Ethics, as Pope John Paul II liked to say, is actually nothing more than "anthropological realism." What he meant by this, simply, is that we behave ethically when we are acting as real human beings. We may learn a great deal at our mother’s knee, but that learning process had its origin at our mother’s breast.
The mother’s breast is the one material reality that simulates the spiritual reality of love. Just as love grows by giving it away, mother’s milk replenishes itself to the degree that it, too, is given away. All other material things are depleted when given away. It is the glory of love and generosity that, as Christ said, will increase our lot a hundredfold.
Ethics need not be a difficult subject to grasp.
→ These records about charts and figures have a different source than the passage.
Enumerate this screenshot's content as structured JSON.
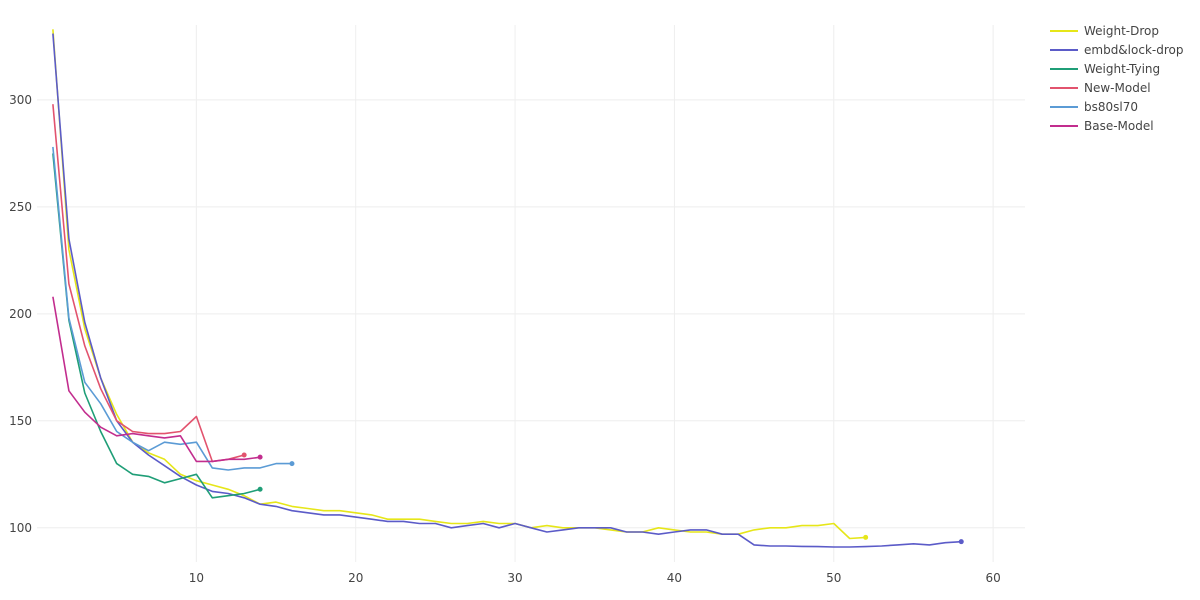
{
  "chart_data": {
    "type": "line",
    "title": "",
    "xlabel": "",
    "ylabel": "",
    "xlim": [
      0,
      62
    ],
    "ylim": [
      84,
      335
    ],
    "xticks": [
      10,
      20,
      30,
      40,
      50,
      60
    ],
    "yticks": [
      100,
      150,
      200,
      250,
      300
    ],
    "grid": true,
    "legend_position": "top-right",
    "series": [
      {
        "name": "Weight-Drop",
        "color": "#e6e619",
        "x": [
          1,
          2,
          3,
          4,
          5,
          6,
          7,
          8,
          9,
          10,
          11,
          12,
          13,
          14,
          15,
          16,
          17,
          18,
          19,
          20,
          21,
          22,
          23,
          24,
          25,
          26,
          27,
          28,
          29,
          30,
          31,
          32,
          33,
          34,
          35,
          36,
          37,
          38,
          39,
          40,
          41,
          42,
          43,
          44,
          45,
          46,
          47,
          48,
          49,
          50,
          51,
          52
        ],
        "y": [
          333,
          230,
          193,
          170,
          153,
          140,
          135,
          132,
          125,
          122,
          120,
          118,
          115,
          111,
          112,
          110,
          109,
          108,
          108,
          107,
          106,
          104,
          104,
          104,
          103,
          102,
          102,
          103,
          102,
          102,
          100,
          101,
          100,
          100,
          100,
          99,
          98,
          98,
          100,
          99,
          98,
          98,
          97,
          97,
          99,
          100,
          100,
          101,
          101,
          102,
          95,
          95.5
        ]
      },
      {
        "name": "embd&lock-drop",
        "color": "#5b5bc8",
        "x": [
          1,
          2,
          3,
          4,
          5,
          6,
          7,
          8,
          9,
          10,
          11,
          12,
          13,
          14,
          15,
          16,
          17,
          18,
          19,
          20,
          21,
          22,
          23,
          24,
          25,
          26,
          27,
          28,
          29,
          30,
          31,
          32,
          33,
          34,
          35,
          36,
          37,
          38,
          39,
          40,
          41,
          42,
          43,
          44,
          45,
          46,
          47,
          48,
          49,
          50,
          51,
          52,
          53,
          54,
          55,
          56,
          57,
          58
        ],
        "y": [
          331,
          235,
          196,
          170,
          150,
          140,
          134,
          129,
          124,
          120,
          117,
          116,
          114,
          111,
          110,
          108,
          107,
          106,
          106,
          105,
          104,
          103,
          103,
          102,
          102,
          100,
          101,
          102,
          100,
          102,
          100,
          98,
          99,
          100,
          100,
          100,
          98,
          98,
          97,
          98,
          99,
          99,
          97,
          97,
          92,
          91.5,
          91.5,
          91.3,
          91.2,
          91,
          91,
          91.2,
          91.5,
          92,
          92.5,
          92,
          93,
          93.5
        ]
      },
      {
        "name": "Weight-Tying",
        "color": "#1f9e77",
        "x": [
          1,
          2,
          3,
          4,
          5,
          6,
          7,
          8,
          9,
          10,
          11,
          12,
          13,
          14
        ],
        "y": [
          275,
          197,
          163,
          145,
          130,
          125,
          124,
          121,
          123,
          125,
          114,
          115,
          116,
          118
        ]
      },
      {
        "name": "New-Model",
        "color": "#e2536e",
        "x": [
          1,
          2,
          3,
          4,
          5,
          6,
          7,
          8,
          9,
          10,
          11,
          12,
          13
        ],
        "y": [
          298,
          214,
          185,
          165,
          150,
          145,
          144,
          144,
          145,
          152,
          131,
          132,
          134
        ]
      },
      {
        "name": "bs80sl70",
        "color": "#5b9bd5",
        "x": [
          1,
          2,
          3,
          4,
          5,
          6,
          7,
          8,
          9,
          10,
          11,
          12,
          13,
          14,
          15,
          16
        ],
        "y": [
          278,
          198,
          168,
          158,
          145,
          140,
          136,
          140,
          139,
          140,
          128,
          127,
          128,
          128,
          130,
          130
        ]
      },
      {
        "name": "Base-Model",
        "color": "#c22d8e",
        "x": [
          1,
          2,
          3,
          4,
          5,
          6,
          7,
          8,
          9,
          10,
          11,
          12,
          13,
          14
        ],
        "y": [
          208,
          164,
          154,
          147,
          143,
          144,
          143,
          142,
          143,
          131,
          131,
          132,
          132,
          133
        ]
      }
    ]
  }
}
All we need do is understand that a mother’s milk belongs not to her or to anyone other than her baby. Ethics, then, far from leading people into the morass of relativism or skepticism, is really baby simple.
Dr. Donald DeMarco is professor emeritus at St. Jerome’s University in Waterloo, Ontario, Canada, and an adjunct professor at Holy Apostles College and Seminary in Cromwell and Mater Ecclesiae College in Greenville, R.I.